Ceux qui n'ont pas encore compris sont, maintenant, sans excuses.
La Russie soviétique nous a depuis fort longtemps, habitués aux manifestations diplomatiques tapageuses sur la place publique. Nous dirons donc seulement que si les lettres personnelles de M. Khrouchtchev aux chefs d'État occidentaux et sa polémique avec Lord Russel dans l'hebdomadaire britannique New Statesman, ne nous ont pas surpris en ce sens qu'elles ne font, les unes et l'autre, que ressasser des lieux communs, le toast qui émet le vœu de « voir s'instituer, en 1958, des pourparlers directs entre la Russie et les États-Unis » mérite de retenir l'attention.
C'est, en effet, la première fois depuis la fin de la guerre, que les Russes énoncent aussi clairement le thème central de toute leur diplomatie.
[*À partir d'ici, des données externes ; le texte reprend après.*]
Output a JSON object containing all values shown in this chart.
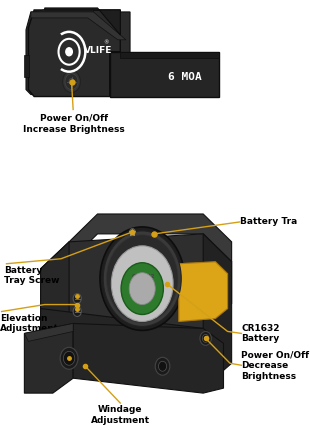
{
  "bg_color": "#ffffff",
  "top_device": {
    "body_color": "#2a2a2a",
    "annotation": "Power On/Off\nIncrease Brightness",
    "annotation_color": "#000000",
    "dot_color": "#d4a017",
    "text_label": "6 MOA"
  },
  "bottom_device": {
    "body_color": "#252525",
    "annotation_color": "#000000",
    "line_color": "#d4a017",
    "battery_tray_label": "Battery Tra",
    "battery_tray_screw_label": "Battery\nTray Screw",
    "elevation_label": "Elevation\nAdjustment",
    "cr1632_label": "CR1632\nBattery",
    "power_label": "Power On/Off\nDecrease\nBrightness",
    "windage_label": "Windage\nAdjustment"
  }
}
En 1947, sous Staline, ils ne l'avaient formulé qu'en termes sibyllins et seulement dans les coulisses de la conférence de Moscou qui avait interrompu les conversations normales entre l'Est et l'Ouest. Et seuls les échotiers des Ambassades, ceux qu'on appelle les mauvaises langues du journalisme, en avaient fait état dans la forme des « commérages indiscrets » régulièrement démentis par les officiels de la diplomatie internationale. C'est la raison pour laquelle nous avons eu si peu de succès lorsqu'il y a dix ans, nous en avons parlé pour la première fois.
C'est aujourd'hui officiel: la Russie veut parler avec les États-Unis, et avec eux seulement.
Nous espérons qu'on ne nous démentira plus. Au-delà de cet espoir, la seule question qu'on se puisse poser est la suivante: la Russie obtiendra-t-elle avec les États-Unis les conversations qu'elle souhaite?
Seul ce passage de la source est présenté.